4 thoughts on “More on Butch Identity, Mine”

  1. Dylan says:

    Even if the notches on your bedpost are for gained knowledge and experience, isn't that still selfish and therefore kind of using a person for your own desired gains. I have always struggled with this, and it's why I can not have casual sex. To me it should always be about mutual care, mutual experience, mutual knowledge and none of this me, me, me stuff. That me, me, me stuff is so embedded in patriarchal ideologies.

  2. sinclair says:

    woah, Dylan. you've got a lot of different things happening in that comment, and I really disagree with you on a lot of it. – Individualistic tendencies are not necessarily embedded in patriarchal ideologies. Some of the most communal/collective social cultures are extremely patriarchal.- Pretty much everything someone does in their life are for their "own desired gains," and, frankly, should be. If you spend your life doing what other people want, what kind of life is that?I'm not hurting anyone, I'm not lying, I'm not behaving unethically.

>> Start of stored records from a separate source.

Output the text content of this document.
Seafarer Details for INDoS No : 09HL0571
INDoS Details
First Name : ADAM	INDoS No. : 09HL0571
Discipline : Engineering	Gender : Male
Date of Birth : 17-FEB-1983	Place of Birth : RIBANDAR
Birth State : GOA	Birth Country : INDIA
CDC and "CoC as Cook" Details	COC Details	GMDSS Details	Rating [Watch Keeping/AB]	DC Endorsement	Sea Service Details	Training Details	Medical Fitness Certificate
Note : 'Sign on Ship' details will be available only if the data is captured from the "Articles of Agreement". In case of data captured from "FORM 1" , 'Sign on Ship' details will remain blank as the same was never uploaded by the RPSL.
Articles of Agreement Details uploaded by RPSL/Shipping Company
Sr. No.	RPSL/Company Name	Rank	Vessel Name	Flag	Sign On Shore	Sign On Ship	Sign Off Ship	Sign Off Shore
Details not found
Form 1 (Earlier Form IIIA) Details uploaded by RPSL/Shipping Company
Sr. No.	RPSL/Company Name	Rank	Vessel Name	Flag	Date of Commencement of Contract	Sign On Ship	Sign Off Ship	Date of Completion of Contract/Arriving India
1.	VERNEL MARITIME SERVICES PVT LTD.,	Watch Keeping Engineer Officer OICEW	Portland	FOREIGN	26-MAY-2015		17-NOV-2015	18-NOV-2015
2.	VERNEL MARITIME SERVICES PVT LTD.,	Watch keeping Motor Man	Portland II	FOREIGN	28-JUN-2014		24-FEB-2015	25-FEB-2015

I'm just messing around, consentually.- Who says casual sex – mine or in general – is not about mutual care, experience, & knowledge? That is absolutely present. There is so much consciousness in these interactions for me, I do not take them lightly.- Perhaps it is, in a way, "using" someone, in that I have a particular thing I want to get out of it. But it is not ever under false pretenses (or, I aim for it not to be). I attempt to be as clear as I can about my involvement and interest, and if she is not interested or willing or able to explore things within that framework, oh well. I don't lie about it, I don't pretend it's something it's not.

  3. lady brett says:

    yeah, i think selfish doesn't automatically imply using someone unethically.i am, like sinclair, a big fan of selfishness if you're not hurting anyone (why else do we do anything?).and i'd say that casual sex (not that i know much about it) is typically a matter of both parties gaining what they want from the other. I guess i just think that being used (or using someone) isn't as bad as it sounds (it's just that, in our society, the terminology reeks of objectification). yes, it can be bad, but it certainly doesn't have to be.basically, where's the loss if we use each other to fulfill our selfish desires and we're upfront about it?

  4. Ms. Avarice says:

    My professor for Human Sexuality said this word -every- class period: Communication.The next most frequent word: Consent.Casual sex can. must. be motivated by respect (not only for oneself but also) for the other person(s) involved. Everyone involved should understand up front that it's just for the sex. that it's just a learning experience. They must consent to those terms.i don't think "using" someone to gain personal growth or understanding is always a bad thing, either! that is the purpose of existing in company with other people: we must learn from one another, whether it's through sex or not. the experiences of others give us insight into ourselves. it would be wasteful -not- to learn from everything and everyone.With communication and consent, everyone is as safe as they want to be. Don't sweat it, Sin.